A controversial seaside eyesore, Damien Hirst’s sculpture in Ilfracombe, Devon, embodies the false promise of gentrification, the capricious back and forth of public opinion, and an ugly post-Brexit future.

Verity, by Damien Hirst. Photo credit: Mark Robinson

Damien Hirst’s creative impulse is a gamble: when he comes up with an idea, some sort of art god flips a coin to decide whether it is going to be wonderful (shark, cows) or dreadful (his paintings). Or perhaps the coin is simply flipped to decide whether you, the viewer, will think it is dreadful or wonderful? Hirst’s only consistent quality seems to be his ability to polarize. Verity (2003–2012)—a sixty-five foot, twenty-five tonne statue of a demi-flayed pregnant woman standing on books and holding a sword aloft in Ilfracombe, Devon—is a lot of people’s idea of dreadful art: gaudily ugly, headline-grabbing, blatant in its symbolism and allusions to other monumental works of sculpture. But it’s also the work of public art we deserve.

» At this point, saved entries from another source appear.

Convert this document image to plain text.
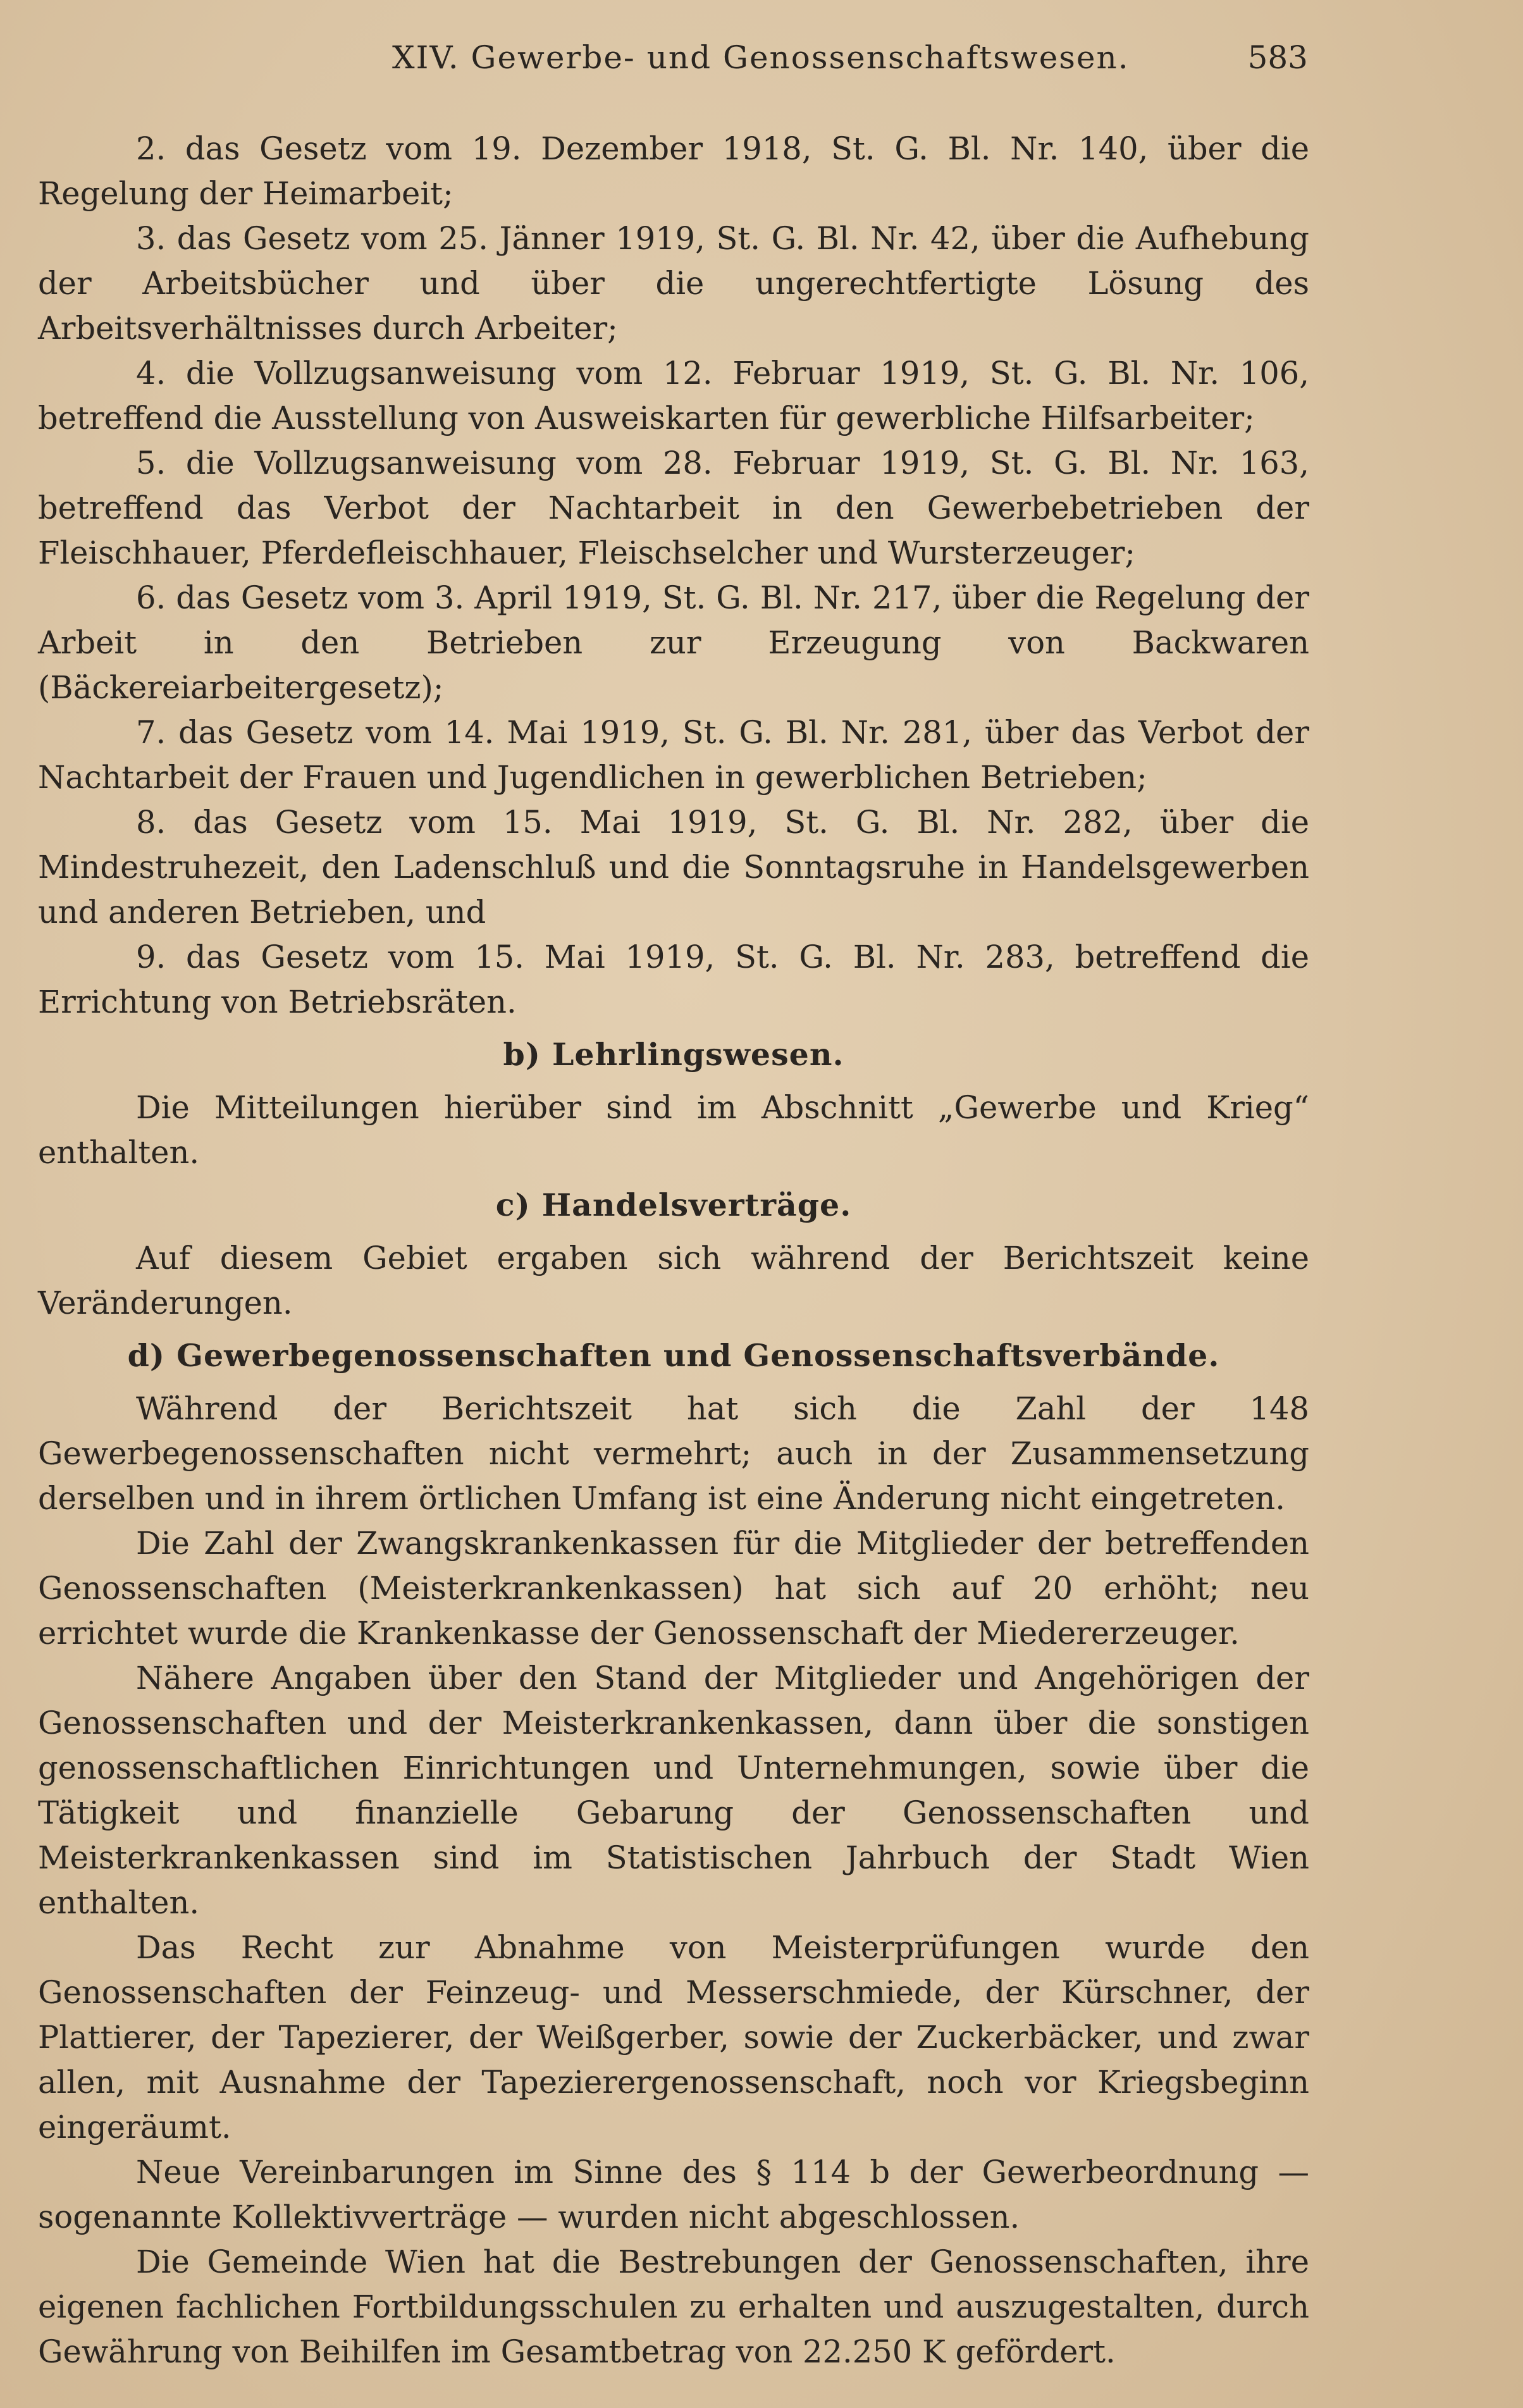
XIV. Gewerbe- und Genossenschaftswesen.	583

2. das Gesetz vom 19. Dezember 1918, St. G. Bl. Nr. 140, über die Regelung der Heimarbeit;

3. das Gesetz vom 25. Jänner 1919, St. G. Bl. Nr. 42, über die Aufhebung der Arbeitsbücher und über die ungerechtfertigte Lösung des Arbeitsverhältnisses durch Arbeiter;

4. die Vollzugsanweisung vom 12. Februar 1919, St. G. Bl. Nr. 106, betreffend die Ausstellung von Ausweiskarten für gewerbliche Hilfsarbeiter;

5. die Vollzugsanweisung vom 28. Februar 1919, St. G. Bl. Nr. 163, betreffend das Verbot der Nachtarbeit in den Gewerbebetrieben der Fleischhauer, Pferdefleischhauer, Fleischselcher und Wursterzeuger;

6. das Gesetz vom 3. April 1919, St. G. Bl. Nr. 217, über die Regelung der Arbeit in den Betrieben zur Erzeugung von Backwaren (Bäckereiarbeitergesetz);

7. das Gesetz vom 14. Mai 1919, St. G. Bl. Nr. 281, über das Verbot der Nachtarbeit der Frauen und Jugendlichen in gewerblichen Betrieben;

8. das Gesetz vom 15. Mai 1919, St. G. Bl. Nr. 282, über die Mindestruhezeit, den Ladenschluß und die Sonntagsruhe in Handelsgewerben und anderen Betrieben, und

9. das Gesetz vom 15. Mai 1919, St. G. Bl. Nr. 283, betreffend die Errichtung von Betriebsräten.

b) Lehrlingswesen.

Die Mitteilungen hierüber sind im Abschnitt „Gewerbe und Krieg“ enthalten.

c) Handelsverträge.

Auf diesem Gebiet ergaben sich während der Berichtszeit keine Veränderungen.

d) Gewerbegenossenschaften und Genossenschaftsverbände.

Während der Berichtszeit hat sich die Zahl der 148 Gewerbegenossenschaften nicht vermehrt; auch in der Zusammensetzung derselben und in ihrem örtlichen Umfang ist eine Änderung nicht eingetreten.

Die Zahl der Zwangskrankenkassen für die Mitglieder der betreffenden Genossenschaften (Meisterkrankenkassen) hat sich auf 20 erhöht; neu errichtet wurde die Krankenkasse der Genossenschaft der Miedererzeuger.

Nähere Angaben über den Stand der Mitglieder und Angehörigen der Genossenschaften und der Meisterkrankenkassen, dann über die sonstigen genossenschaftlichen Einrichtungen und Unternehmungen, sowie über die Tätigkeit und finanzielle Gebarung der Genossenschaften und Meisterkrankenkassen sind im Statistischen Jahrbuch der Stadt Wien enthalten.

Das Recht zur Abnahme von Meisterprüfungen wurde den Genossenschaften der Feinzeug- und Messerschmiede, der Kürschner, der Plattierer, der Tapezierer, der Weißgerber, sowie der Zuckerbäcker, und zwar allen, mit Ausnahme der Tapezierergenossenschaft, noch vor Kriegsbeginn eingeräumt.

Neue Vereinbarungen im Sinne des § 114 b der Gewerbeordnung — sogenannte Kollektivverträge — wurden nicht abgeschlossen.

Die Gemeinde Wien hat die Bestrebungen der Genossenschaften, ihre eigenen fachlichen Fortbildungsschulen zu erhalten und auszugestalten, durch Gewährung von Beihilfen im Gesamtbetrag von 22.250 K gefördert.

Verity was erected in 2012, after Hirst, living close by, responded to the town’s tourism drive and offered a work on a twenty-year loan. The one he chose was from the part of his oeuvre engaging with what can accurately and historically be called “grotesques”. Inspired by cabinets of curiosities, foetuses in jars and seventeenth century waxworks of blonde beauties with their insides exposed, they are just as much of a mixture of anatomical study and weird fetish as their originators were.

Verity provoked extreme reactions in the locals and art world commentators when it first went up. The art world was pretty unanimous in panning it, and the majority of locals didn’t know what to make of it. Yet it encouraged tourism, and Hirst even opened a harbour-front restaurant housing some of his other works nearby, both capitalising on and amplifying his statue’s social impact. Ilfracombe was now “Hirst-on-sea” in the eyes of the press, and, regardless of whether that name was intended as a snide barb originally, Hirst undeniably became a force of good for the area, bringing in jobs, a souvenir trade, and outside investment in general. But this year he shut down his restaurant and gallery. Now locals are blaming Hirst for killing trade in the area by owning three prime properties and leaving them empty.

Verity, by Damien Hirst. Photo credit: Mark Robinson

“Verity is a lot of people’s idea of dreadful art: gaudily ugly, headline-grabbing, blatant in its symbolism”

In short, Verity enacted, in microcosm, the whole cycle of public art: the arguments for and against it. If Antony Gormley’s Angel of the North (1998) in its time stood for progress under the first Labour government in years, and a celebration of industry in an area that had its industry gutted for over a decade, Verity—ten inches taller than Gormley’s sculpture—is a work that embodies the fluctuations of the free market, the capricious back and forth of public opinion, and travelling across the country to a lovely seaside only to look through your phone at a piece of metal. One was a work for locals to be proud of, the other was a work not for locals to be ashamed of—it wasn’t their fault—but to resent the imposition of.

Let’s continue with the comparisons. Meant to stand for rebirth and regeneration, which it certainly did for a time, it now could equally be seen as the false promise of gentrification. Standing as it does, looking out to sea with its sword up high, it could soon also symbolize the ugly insularity of Britain in a post-Brexit future, shafted by its own optimism. Damien Hirst has always liked his symbolism and allegory on a massive, almost impersonal scale. His best and worst works beg to be loaded with meaning: you can make them stand for whatever you like, as long as the themes are broad and unsubtle. Verity takes this to its furthest extreme.